Benieuwd naar Cooked, het laatste boek van Michael Pollan, bezochten we de strak uitverkochte lezing die hij vorige week in de Aula van de Universiteit van Amsterdams gaf. Jong en oud, geitenwollensok, stedelijke foodies, boeren en studenten kwamen bijeen om te luisteren naar een betoog over het belang van zelf koken. De volgende dag kregen we de kans om Pollan te interviewen en met hem te dineren. Anders dan in de voorgaande gesprekken in deze serie op zoek naar duurzamer eten, vroegen we hem te reageren op uitspraken van zijn voorgangers.

’Groot koopt van groot’
De eerste vraag die we Michael Pollan stellen komt van Dick Veerman: hoe kan zelf koken bijdragen aan een duurzamer voedselsysteem? Pollan: “In Amerika gaat elke 90 cent van een dollar die je uitgeeft aan eten naar anderen dan de boer. Eén van de redenen dat de land- en tuinbouwsector het zo moeilijk heeft is dat het wordt gedwongen om zo goedkoop mogelijk te produceren, omdat we het geld niet in de handen van de boeren krijgen. Als we een nieuw soort landbouw willen, gebaseerd op diversiteit en duurzaamheid, moeten we boeren steunen. Als je naar een boerenmarkt gaat, geef je 90 cent van je dollar aan de boer, terwijl we diezelfde boer niet steunen als we ons geld uit blijven geven aan verwerkt voedsel. De industrie koopt niet van hen, want de industrie koopt het liefst van grote boerenbedrijven. ‘Big buys from big’. Maar, als je jouw voedsel wel op een boerenmarkt koopt, dan koop je de rauwe ingrediënten.
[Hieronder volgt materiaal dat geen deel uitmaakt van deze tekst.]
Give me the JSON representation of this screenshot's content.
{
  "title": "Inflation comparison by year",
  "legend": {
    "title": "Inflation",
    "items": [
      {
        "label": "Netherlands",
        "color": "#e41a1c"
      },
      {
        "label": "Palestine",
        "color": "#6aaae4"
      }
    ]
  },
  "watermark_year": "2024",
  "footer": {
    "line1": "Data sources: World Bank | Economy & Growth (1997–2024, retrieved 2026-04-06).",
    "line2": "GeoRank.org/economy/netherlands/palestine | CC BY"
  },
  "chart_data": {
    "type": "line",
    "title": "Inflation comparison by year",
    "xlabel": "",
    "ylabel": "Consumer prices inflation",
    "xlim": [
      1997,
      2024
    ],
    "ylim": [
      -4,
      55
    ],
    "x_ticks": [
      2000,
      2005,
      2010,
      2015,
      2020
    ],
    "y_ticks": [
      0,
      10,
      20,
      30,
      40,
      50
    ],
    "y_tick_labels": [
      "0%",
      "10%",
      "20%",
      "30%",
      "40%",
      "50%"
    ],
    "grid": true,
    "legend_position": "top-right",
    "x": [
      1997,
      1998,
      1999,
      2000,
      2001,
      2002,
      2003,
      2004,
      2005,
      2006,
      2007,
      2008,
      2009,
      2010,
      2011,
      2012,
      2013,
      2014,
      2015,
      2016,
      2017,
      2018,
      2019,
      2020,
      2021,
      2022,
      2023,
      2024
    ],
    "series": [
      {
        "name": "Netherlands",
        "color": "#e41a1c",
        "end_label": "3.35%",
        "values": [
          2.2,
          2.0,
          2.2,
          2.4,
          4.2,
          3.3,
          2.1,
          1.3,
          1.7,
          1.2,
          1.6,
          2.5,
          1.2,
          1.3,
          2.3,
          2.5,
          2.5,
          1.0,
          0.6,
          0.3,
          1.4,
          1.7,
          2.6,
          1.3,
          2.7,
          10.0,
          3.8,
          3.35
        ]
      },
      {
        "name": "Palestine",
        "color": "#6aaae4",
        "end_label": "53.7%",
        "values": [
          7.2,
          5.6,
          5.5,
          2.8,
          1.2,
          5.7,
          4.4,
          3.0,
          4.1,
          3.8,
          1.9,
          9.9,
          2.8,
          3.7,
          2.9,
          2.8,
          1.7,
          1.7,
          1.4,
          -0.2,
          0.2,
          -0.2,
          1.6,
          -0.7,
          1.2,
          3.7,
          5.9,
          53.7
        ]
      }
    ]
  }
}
En daar kun je alleen mee uit de voeten als je ook weet hoe je daarmee kunt koken. Daarom denk ik dat de opkomst van kleine boerenbedrijven – zoals we die zien in sommige plaatsen in Amerika – afhankelijk is van de bereidheid van mensen om zelf te koken.”

Meer diversiteit
Op de vraag of een andere titel van zijn boek ook In Defense of Diversity had kunnen zijn, antwoordt Pollan: “Diversiteit is een heel belangrijk principe. Zowel in de ecologie en landbouw als in de economie. Je wilt niet al je eieren in één mandje leggen, zoals we dat in Amerika zeggen. De meest veerkrachtige systemen in de natuur zijn diverse systemen. Dit geldt ook voor de economie. Dat is ook de reden dat ik niet geloof in biologisch als het enige werkende systeem of als een doel op zichzelf. Biologisch heeft ook zijn zwakke plekken. Ik denk dat we veel verschillende systemen naast elkaar nodig hebben. Net zo goed als we een lokaal, nationaal en globale economie nodig hebben, alhoewel het minder globaal zou kunnen zijn dan het nu is. Kortom, ik ben voorstander van meer diversiteit binnen ons voedselsysteem en onze eetgewoontes en meer zelf koken is de beste manier om daar aan bij te dragen.”
“Als je zelf kookt beschik je over veel meer informatie dan mensen die verwerkt voedsel eten. De reden dat er problemen ontstaan zoals met het paardenvlees is omdat mensen controle verliezen. Er is geen transparantie als je verwerkt voedsel koopt. Onze labelling wetgeving in Amerika is zo dat als je een tilapia op de markt koopt er bij moet staan waar deze vandaan komt. Maar, wanneer je vissticks koopt en de tilapia gebakken en bevroren is, is dat opeens niet langer nodig. Het voedsel verliest zijn identiteit naarmate het verder bewerkt wordt. Het wordt gaandeweg steeds meer een black box. Alleen mensen die echt zelf koken houden controle over wat ze werkelijk eten.”

Veerman
We vragen Michael Pollan om te reageren op een aantal quotes die wij hebben geselecteerd op basis van onze eerdere gesprekken binnen deze reeks op Foodlog en op die manier bij te dragen aan de discussie over de toekomst van het Nederlandse voedselsysteem. We beginnen met de vraag in hoeverre het voedselsysteem en de eetgewoontes die hij beschrijft in ‘Een pleidooi voor echt koken’ van toepassing zijn in de Nederlandse situatie. Een vraag die werd opgeroepen in het artikel Ze lusten Pollan rauw – zou het door Dick Veerman. Hij schrijft: Een pleidooi voor echt eten is niet passend voor de Nederlandse situatie. Het gaat uit van het bestaan van ‘voedselwoestijnen’, terwijl vers booming is in Nederland. In het verlengde daarvan vragen we ons af of het uitmaakt of de industrie voor je kookt, als zij verse en gezonde maaltijden prepareren?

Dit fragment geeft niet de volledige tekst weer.